É a partir dessas idéias que Zeichner (1993) nos traz a dimensão da reflexão como prática social, a fim de criar condições de mudanças. Ele nos fala que a reflexão poderá trazer uma ilusão se o professor imitar as práticas sugeridas por investigações que outros conduziram, refletindo sobre sua prática e a do seu aluno, mas esquecendo as condições sociais do ensino. Como também, pensar individualmente ao invés da coletividade é um ato ilusório. Assim, alerta para o fato de o professor reflexivo poder exercer práticas prejudiciais com mais propriedade e com mais justificativas, caso não perceba a dimensão social da prática reflexiva.

Concluindo as referências internacionais, elegemos os estudos de Gauthier (1998), que considera a existência de um repertório de conhecimentos de ensino que envolve os saberes profissionais do próprio professor e tem como premissa o fato de que a atividade docente não tem conseguido mostrar seus próprios saberes, se apropriando dos saberes de outras áreas, que não se coadunam com sua prática. Nunes (2001) aponta a pesquisa de Gauthier (1998) como que categorizando as profissões em três tipos: ofícios sem saberes (abrange a falta de sistematização de um saber próprio do docente); saberes sem ofício (formalização do ensino, saberes que não fortalecem a profissionalização docente) e ofícios feitos de saberes (abrange vários saberes: disciplinar, curricular, das ciências da educação; da tradição pedagógica, da experiência e da ação pedagógica).

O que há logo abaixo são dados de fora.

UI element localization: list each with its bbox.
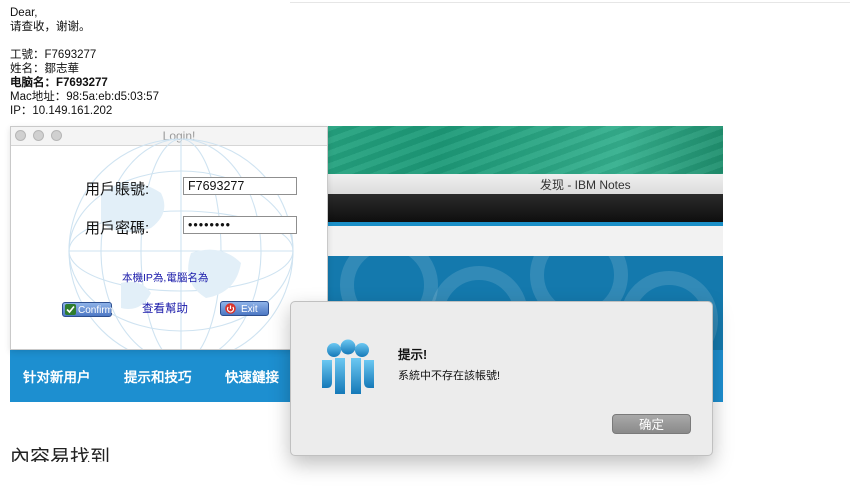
alert-title: 提示! — [398, 348, 428, 362]
account-label: 用戶賬號: — [85, 181, 150, 198]
password-label: 用戶密碼: — [85, 220, 150, 237]
mac-line: Mac地址：98:5a:eb:d5:03:57 — [10, 91, 159, 103]
name-line: 姓名：鄒志華 — [10, 63, 79, 75]
nav-quick-links[interactable]: 快速鏈接 — [225, 366, 279, 386]
confirm-button[interactable]: Confirm — [62, 302, 114, 317]
exit-label: Exit — [241, 304, 258, 315]
staff-id-line: 工號：F7693277 — [10, 49, 97, 61]
nav-tips[interactable]: 提示和技巧 — [124, 366, 192, 386]
nav-new-users[interactable]: 针对新用户 — [23, 366, 91, 386]
login-window: Login! 用戶賬號: 用戶密碼: 本機IP為,電腦名為 查看幫助 Confi… — [10, 126, 328, 350]
account-input[interactable] — [183, 177, 297, 195]
email-body: Dear, 请查收，谢谢。 工號：F7693277 姓名：鄒志華 电脑名：F76… — [10, 6, 159, 118]
alert-dialog: 提示! 系統中不存在該帳號! 确定 — [290, 301, 713, 456]
ip-computer-info: 本機IP為,電腦名為 — [122, 272, 209, 284]
help-link[interactable]: 查看幫助 — [142, 300, 188, 316]
confirm-label: Confirm — [78, 305, 114, 316]
ok-button[interactable]: 确定 — [612, 414, 691, 434]
computer-name-line: 电脑名：F7693277 — [10, 77, 108, 89]
globe-watermark-icon — [68, 138, 294, 349]
ibm-notes-logo-icon — [322, 339, 374, 394]
exit-button[interactable]: Exit — [220, 301, 269, 316]
notes-section-heading: 內容易找到 — [10, 447, 110, 462]
exit-icon — [225, 303, 236, 314]
top-separator — [290, 2, 850, 3]
checkmark-icon — [65, 304, 76, 315]
email-line: 请查收，谢谢。 — [10, 21, 91, 33]
password-input[interactable] — [183, 216, 297, 234]
email-greeting: Dear, — [10, 7, 38, 19]
alert-message: 系統中不存在該帳號! — [398, 370, 501, 382]
ip-line: IP：10.149.161.202 — [10, 105, 113, 117]
notes-window-title: 发现 - IBM Notes — [540, 178, 631, 192]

Gauthier conceitua saber “como resultado de uma produção social, sujeito a revisões e reavaliações, fruto de uma interação entre sujeitos, de uma interação lingüística inserida num contexto e que terá valor na medida em que permite manter aberto o processo de questionamento” (NUNES, 2001, p. 34). Nas suas idéias, defende que os saberes dos professores poderão ser racionais e legítimos, sem serem científicos. Considera que as condições sociais e históricas precisam ser abordadas, pois serão nestas condições que o professor irá desenvolver sua profissão, e seus saberes estarão recebendo influências culturais e pessoais.

Estas e outras contribuições internacionais influenciam as pesquisas brasileiras e despertam uma imensa curiosidade para desvelarmos a construção dos saberes que perpassam a prática docente e a vida da escola. Com o exposto, podemos perceber que Schulman contribui quanto à cognição dos conteúdos de ensino. Nóvoa, Zeichner buscam um professor autônomo; os dois defendem um projeto emancipatório. Tardif redimensiona a formação, ação

e pesquisa na busca da ruptura da lógica disciplinar da universidade e busca um repertório de conhecimentos e Gauthier considera o trabalho docente como interativo e ressalta a dificuldade de trabalhar com saberes formalizados.

Esses estudos revelam limites e possibilidades da construção dos saberes docentes, na medida em que de modo explícito ou implícito, nos mostram os saberes como construídos e mobilizados em situações de trabalho. Esta construção face às exigências escolares e pessoais deverá ter o/a professor/professora como elemento fundante ativo, o qual, ao possuir autonomia e identidade, não poderá desvincular-se da reflexão na/sobre a ação com função crítica, inclusive dimensionando este exercício de reflexão para si, pois é provável que suas trajetórias de vida influenciem suas próprias práticas. E, a partir da prática reflexiva, deverá o professor compreender a dimensão social desta postura, a fim de evitar práticas reprodutivistas e mecânicas.